Pemprov Banten Bentuk Badan Pengelola Banten Lama

SERANG – Untuk mengurus hasil revitalisasi kawasan Banten Lama, Pemprov Banten berencana membentuk badan pengelola. Badan dibentuk bertugas secara bersama-sama menjaga dan melestarikan aset kebudayaan Provinsi Banten.

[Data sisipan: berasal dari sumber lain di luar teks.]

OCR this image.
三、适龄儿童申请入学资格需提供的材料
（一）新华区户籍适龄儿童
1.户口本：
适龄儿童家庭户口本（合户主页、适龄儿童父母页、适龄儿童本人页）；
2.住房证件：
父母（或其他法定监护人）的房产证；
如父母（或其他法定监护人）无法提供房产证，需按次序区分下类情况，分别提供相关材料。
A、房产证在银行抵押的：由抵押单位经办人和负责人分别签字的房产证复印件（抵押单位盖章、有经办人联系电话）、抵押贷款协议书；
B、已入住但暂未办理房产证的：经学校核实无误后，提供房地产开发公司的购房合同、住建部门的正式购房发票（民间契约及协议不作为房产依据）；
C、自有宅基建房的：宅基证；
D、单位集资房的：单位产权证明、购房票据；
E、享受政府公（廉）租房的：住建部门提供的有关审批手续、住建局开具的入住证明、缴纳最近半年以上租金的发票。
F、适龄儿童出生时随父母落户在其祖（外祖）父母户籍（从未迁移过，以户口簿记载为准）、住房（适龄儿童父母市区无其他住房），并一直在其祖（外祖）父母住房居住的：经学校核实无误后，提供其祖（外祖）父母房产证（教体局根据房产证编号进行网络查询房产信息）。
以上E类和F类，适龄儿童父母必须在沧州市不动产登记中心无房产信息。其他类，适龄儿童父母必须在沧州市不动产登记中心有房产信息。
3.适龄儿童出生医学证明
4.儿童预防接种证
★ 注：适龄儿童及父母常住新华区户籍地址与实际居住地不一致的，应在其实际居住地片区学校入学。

Wakil Gubernur Banten Andika Hazrumy mengatakan, pengelolaan Banten Lama ke depan akan dilakukan secara terintegrasi. Di dalamnya melibatkan pemerintah pusat, pemerintah daerah, dunia usaha, dan masyarakat hukum adat setempat.

“Salah satu caranya, kami membentuk Badan Pengelola Banten Lama. Itu sesuai dengan Undang-Undang Nomor 11 Tahun 2010 tentang Cagar Budaya,” ujarnya kepada wartawan usai acara rapat kerja agung Lembaga Pemangku Adat Dzuriat Kesultanan Banten di Hotel Horison Ultima Ratu, Kota Serang, Rabu (19/9).

Andika memaparkan, sebagaimana tertuang dalam Pasal 97 ayat 1 Undang-Undang Nomor 11 Tahun 2010, mengamanatkan pemerintah pusat dan pemerintah daerah memfasilitasi pengelolaan kawasan cagar budaya. “Melalui badan pengelola, keluarga besar Dzuriat Kesultanan Banten bisa bersinergi dalam rangka meningkatkan potensi kawasan Banten Lama sebagai destinasi unggulan wisata budaya dan religi,” terangnya.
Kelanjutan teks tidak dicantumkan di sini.